Use Azure Data Lake Storage Gen2 in data analytics workloads

Completed

Azure Data Lake Store Gen2 is an enabling technology for multiple data analytics use cases. Let's explore a few common types of analytical workload, and identify how Azure Data Lake Storage Gen2 works with other Azure services to support them.

Big data processing and analytics

Diagram of Azure Data Lake Storage Gen2 being accessed from Azure Synapse Analytics, Azure Databricks, and Azure HDInsight.

Big data scenarios usually refer to analytical workloads that involve massive volumes of data in a variety of formats that needs to be processed at a fast velocity - the so-called "three v's". Azure Data Lake Storage Gen 2 provides a scalable and secure distributed data store on which big data services such as Azure Synapse Analytics, Azure Databricks, and Azure HDInsight can apply data processing frameworks such as Apache Spark, Hive, and Hadoop. The distributed nature of the storage and the processing compute enables tasks to be performed in parallel, resulting in high-performance and scalability even when processing huge amounts of data.

Data warehousing

Diagram of Azure Data Lake Storage Gen2 being used to support a data warehousing solution in Azure Synapse Analytics.

Data warehousing has evolved in recent years to integrate large volumes of data stored as files in a data lake with relational tables in a data warehouse. In a typical example of a data warehousing solution, data is extracted from operational data stores, such as Azure SQL database or Azure Cosmos DB, and transformed into structures more suitable for analytical workloads. Often, the data is staged in a data lake in order to facilitate distributed processing before being loaded into a relational data warehouse. In some cases, the data warehouse uses external tables to define a relational metadata layer over files in the data lake and create a hybrid "data lakehouse" or "lake database" architecture. The data warehouse can then support analytical queries for reporting and visualization.

There are multiple ways to implement this kind of data warehousing architecture. The diagram shows a solution in which Azure Synapse Analytics hosts pipelines to perform extract, transform, and load (ETL) processes using Azure Data Factory technology. These processes extract data from operational data sources and load it into a data lake hosted in an Azure Data Lake Storage Gen2 container. The data is then processed and loaded into a relational data warehouse in an Azure Synapse Analytics dedicated SQL pool, from where it can support data visualization and reporting using Microsoft Power BI.

Real-time data analytics

Diagram of Azure Data Lake Storage Gen2 being used to store the results of real-time data processing in Azure Stream Analytics.

Increasingly, businesses and other organizations need to capture and analyze perpetual streams of data, and analyze it in real-time (or as near to real-time as possible). These streams of data can be generated from connected devices (often referred to as internet-of-things or IoT devices) or from data generated by users in social media platforms or other applications. Unlike traditional batch processing workloads, streaming data requires a solution that can capture and process a boundless stream of data events as they occur.

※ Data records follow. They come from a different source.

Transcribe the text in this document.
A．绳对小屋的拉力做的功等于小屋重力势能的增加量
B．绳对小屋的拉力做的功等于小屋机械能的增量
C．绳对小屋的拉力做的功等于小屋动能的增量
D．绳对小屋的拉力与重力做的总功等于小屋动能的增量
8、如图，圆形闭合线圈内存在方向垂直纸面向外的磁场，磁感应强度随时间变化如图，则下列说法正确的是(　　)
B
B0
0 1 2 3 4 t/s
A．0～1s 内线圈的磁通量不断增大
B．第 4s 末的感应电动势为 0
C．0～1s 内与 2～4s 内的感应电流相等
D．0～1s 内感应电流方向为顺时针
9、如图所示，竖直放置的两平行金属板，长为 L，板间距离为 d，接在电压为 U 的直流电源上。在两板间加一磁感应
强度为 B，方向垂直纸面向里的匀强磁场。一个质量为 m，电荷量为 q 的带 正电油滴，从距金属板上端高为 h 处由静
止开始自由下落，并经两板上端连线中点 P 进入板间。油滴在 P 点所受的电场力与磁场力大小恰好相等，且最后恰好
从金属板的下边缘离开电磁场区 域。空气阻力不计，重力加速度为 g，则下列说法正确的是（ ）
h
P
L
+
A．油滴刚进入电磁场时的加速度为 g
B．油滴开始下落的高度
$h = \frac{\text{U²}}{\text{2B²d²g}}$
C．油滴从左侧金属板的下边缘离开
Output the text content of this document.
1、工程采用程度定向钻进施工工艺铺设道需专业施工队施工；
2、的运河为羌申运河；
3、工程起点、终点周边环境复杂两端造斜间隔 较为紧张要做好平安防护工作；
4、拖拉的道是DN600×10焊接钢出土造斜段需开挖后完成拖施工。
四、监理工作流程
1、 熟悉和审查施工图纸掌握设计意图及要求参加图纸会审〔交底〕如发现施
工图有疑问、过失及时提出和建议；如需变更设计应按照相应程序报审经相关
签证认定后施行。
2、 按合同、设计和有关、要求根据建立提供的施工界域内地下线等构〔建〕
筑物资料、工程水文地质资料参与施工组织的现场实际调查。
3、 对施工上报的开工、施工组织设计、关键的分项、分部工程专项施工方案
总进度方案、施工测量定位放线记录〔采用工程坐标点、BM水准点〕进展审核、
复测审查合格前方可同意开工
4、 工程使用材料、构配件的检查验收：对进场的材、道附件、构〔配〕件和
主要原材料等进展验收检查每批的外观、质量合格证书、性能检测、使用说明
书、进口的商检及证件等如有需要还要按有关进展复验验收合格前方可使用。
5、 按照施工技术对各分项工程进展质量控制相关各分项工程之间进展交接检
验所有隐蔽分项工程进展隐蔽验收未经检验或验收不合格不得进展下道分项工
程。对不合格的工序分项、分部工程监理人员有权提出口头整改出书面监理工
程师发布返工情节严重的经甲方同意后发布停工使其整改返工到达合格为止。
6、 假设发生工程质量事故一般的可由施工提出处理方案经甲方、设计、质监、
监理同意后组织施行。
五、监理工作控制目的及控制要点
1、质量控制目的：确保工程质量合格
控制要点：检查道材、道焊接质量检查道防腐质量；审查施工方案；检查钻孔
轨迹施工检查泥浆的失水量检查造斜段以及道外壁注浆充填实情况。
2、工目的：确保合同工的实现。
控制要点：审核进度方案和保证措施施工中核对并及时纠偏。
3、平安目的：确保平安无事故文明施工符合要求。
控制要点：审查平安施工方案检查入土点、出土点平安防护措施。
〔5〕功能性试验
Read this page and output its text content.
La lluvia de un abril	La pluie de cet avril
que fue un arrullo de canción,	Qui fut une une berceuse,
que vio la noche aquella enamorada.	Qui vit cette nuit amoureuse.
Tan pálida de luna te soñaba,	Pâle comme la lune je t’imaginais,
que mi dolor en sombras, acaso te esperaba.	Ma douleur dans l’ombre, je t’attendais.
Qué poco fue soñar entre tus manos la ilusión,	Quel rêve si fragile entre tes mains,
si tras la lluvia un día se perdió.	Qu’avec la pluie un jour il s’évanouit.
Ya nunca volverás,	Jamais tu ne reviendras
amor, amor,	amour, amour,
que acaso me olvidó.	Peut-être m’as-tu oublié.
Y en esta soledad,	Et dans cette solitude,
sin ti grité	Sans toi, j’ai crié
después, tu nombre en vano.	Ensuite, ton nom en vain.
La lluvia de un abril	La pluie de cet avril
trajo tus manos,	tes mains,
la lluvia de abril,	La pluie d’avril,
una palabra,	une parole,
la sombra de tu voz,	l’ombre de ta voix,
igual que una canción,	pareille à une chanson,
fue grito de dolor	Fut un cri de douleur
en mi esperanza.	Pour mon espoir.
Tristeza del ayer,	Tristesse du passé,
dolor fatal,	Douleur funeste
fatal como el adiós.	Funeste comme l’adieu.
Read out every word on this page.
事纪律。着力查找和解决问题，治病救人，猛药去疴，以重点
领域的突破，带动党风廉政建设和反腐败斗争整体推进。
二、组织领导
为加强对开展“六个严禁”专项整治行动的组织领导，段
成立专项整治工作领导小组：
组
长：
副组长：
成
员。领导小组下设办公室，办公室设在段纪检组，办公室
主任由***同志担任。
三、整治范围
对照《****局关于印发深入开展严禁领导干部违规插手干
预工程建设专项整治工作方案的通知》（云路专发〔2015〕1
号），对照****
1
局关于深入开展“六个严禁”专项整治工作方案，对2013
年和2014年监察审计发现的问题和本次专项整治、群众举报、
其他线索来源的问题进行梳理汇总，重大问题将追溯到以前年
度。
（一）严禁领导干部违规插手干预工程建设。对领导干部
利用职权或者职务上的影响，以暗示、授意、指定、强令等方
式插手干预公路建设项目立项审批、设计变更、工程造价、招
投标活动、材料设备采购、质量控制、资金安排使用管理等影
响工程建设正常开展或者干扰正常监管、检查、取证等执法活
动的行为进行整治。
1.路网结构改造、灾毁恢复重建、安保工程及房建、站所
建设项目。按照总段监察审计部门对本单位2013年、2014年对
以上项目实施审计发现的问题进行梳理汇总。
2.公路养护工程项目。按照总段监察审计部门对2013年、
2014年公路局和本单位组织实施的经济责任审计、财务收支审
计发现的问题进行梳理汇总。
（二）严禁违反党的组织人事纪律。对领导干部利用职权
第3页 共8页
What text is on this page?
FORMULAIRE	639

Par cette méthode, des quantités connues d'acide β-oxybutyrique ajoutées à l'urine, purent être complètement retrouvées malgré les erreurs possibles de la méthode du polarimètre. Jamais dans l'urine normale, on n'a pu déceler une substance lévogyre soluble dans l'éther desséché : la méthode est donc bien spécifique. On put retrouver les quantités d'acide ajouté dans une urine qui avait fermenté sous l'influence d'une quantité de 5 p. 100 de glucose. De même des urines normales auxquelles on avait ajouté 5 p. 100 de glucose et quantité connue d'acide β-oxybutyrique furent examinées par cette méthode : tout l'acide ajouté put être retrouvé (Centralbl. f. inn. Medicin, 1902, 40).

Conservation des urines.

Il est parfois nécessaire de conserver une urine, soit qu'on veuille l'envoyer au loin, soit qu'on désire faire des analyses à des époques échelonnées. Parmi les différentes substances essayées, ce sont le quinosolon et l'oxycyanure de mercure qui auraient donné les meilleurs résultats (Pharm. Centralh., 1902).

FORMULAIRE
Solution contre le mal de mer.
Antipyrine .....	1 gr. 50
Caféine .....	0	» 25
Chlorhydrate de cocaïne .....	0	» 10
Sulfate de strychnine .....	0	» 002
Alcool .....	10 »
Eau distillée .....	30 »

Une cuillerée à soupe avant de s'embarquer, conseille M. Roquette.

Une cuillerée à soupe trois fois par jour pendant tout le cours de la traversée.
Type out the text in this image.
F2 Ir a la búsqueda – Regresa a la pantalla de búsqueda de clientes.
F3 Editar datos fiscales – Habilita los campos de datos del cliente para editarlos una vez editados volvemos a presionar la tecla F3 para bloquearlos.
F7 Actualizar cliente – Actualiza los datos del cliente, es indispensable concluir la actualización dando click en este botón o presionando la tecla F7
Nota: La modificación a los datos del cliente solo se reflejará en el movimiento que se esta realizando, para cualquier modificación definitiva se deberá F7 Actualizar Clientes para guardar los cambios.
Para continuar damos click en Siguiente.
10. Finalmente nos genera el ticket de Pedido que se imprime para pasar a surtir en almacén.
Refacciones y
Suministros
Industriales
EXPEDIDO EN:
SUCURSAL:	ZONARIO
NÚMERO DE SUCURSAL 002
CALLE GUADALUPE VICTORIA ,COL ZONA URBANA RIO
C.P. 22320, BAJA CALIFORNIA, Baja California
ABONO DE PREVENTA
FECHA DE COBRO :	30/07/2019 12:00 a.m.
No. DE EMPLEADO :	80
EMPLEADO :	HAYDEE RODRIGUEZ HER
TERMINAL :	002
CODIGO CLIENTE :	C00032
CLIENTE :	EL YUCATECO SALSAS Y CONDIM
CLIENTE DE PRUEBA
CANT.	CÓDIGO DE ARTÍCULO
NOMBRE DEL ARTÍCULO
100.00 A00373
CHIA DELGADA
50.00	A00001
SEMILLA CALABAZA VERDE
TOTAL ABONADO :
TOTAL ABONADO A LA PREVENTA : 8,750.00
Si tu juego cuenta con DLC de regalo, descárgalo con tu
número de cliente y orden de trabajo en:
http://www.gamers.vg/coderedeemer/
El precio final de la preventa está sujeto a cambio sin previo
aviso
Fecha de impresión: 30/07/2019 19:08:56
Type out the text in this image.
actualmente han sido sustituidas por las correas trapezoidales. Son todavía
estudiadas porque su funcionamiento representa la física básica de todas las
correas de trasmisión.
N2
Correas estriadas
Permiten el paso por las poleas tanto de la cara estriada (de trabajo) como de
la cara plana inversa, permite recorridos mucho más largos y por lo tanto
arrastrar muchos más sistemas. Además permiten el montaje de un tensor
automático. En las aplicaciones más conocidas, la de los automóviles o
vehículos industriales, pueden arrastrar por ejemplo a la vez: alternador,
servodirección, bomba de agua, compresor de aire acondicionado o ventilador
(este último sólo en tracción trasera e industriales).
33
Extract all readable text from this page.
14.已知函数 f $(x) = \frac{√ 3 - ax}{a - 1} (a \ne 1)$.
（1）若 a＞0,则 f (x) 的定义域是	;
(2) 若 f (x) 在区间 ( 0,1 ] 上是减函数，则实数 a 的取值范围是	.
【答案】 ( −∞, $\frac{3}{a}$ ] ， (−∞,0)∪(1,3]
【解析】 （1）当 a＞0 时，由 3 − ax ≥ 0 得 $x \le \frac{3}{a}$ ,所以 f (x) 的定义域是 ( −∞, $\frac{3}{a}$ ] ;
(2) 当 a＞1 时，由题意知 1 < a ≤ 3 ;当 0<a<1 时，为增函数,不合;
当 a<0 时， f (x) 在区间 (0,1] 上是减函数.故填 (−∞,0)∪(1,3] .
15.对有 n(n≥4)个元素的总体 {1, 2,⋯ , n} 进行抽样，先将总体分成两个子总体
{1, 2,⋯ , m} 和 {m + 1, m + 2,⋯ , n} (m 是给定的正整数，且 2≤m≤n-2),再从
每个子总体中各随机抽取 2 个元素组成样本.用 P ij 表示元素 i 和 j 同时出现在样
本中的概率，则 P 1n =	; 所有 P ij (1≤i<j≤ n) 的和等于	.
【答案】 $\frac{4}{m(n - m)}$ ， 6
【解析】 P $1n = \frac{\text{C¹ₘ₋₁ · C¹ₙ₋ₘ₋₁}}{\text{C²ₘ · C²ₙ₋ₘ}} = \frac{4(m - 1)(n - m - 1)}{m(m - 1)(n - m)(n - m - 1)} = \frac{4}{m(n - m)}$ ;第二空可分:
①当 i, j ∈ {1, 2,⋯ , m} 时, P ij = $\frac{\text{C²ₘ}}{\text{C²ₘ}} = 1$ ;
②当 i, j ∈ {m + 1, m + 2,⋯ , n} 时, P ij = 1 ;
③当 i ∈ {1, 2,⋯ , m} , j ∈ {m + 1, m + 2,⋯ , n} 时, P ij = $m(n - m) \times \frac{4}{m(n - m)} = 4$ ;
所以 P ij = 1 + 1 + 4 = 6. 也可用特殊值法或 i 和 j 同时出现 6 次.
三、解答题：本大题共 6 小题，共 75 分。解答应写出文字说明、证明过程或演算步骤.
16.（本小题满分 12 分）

Streaming events are often captured in a queue for processing. There are multiple technologies you can use to perform this task, including Azure Event Hubs as shown in the image. From here, the data is processed, often to aggregate data over temporal windows (for example to count the number of social media messages with a given tag every five minutes, or to calculate the average reading of an Internet connected sensor per minute). Azure Stream Analytics enables you to create jobs that query and aggregate event data as it arrives, and write the results in an output sink. One such sink is Azure Data Lake Storage Gen2; from where the captured real-time data can be analyzed and visualized.

Data science and machine learning

Diagram of Azure Data Lake Storage Gen2 being used as a source for Azure Machine Learning.

Data science involves the statistical analysis of large volumes of data, often using tools such as Apache Spark and scripting languages such as Python. Azure Data Lake Storage Gen 2 provides a highly scalable cloud-based data store for the volumes of data required in data science workloads.

Machine learning is a subarea of data science that deals with training predictive models. Model training requires huge amounts of data, and the ability to process that data efficiently. Azure Machine Learning is a cloud service in which data scientists can run Python code in notebooks using dynamically allocated distributed compute resources. The compute processes data in Azure Data Lake Storage Gen2 containers to train models, which can then be deployed as production web services to support predictive analytical workloads.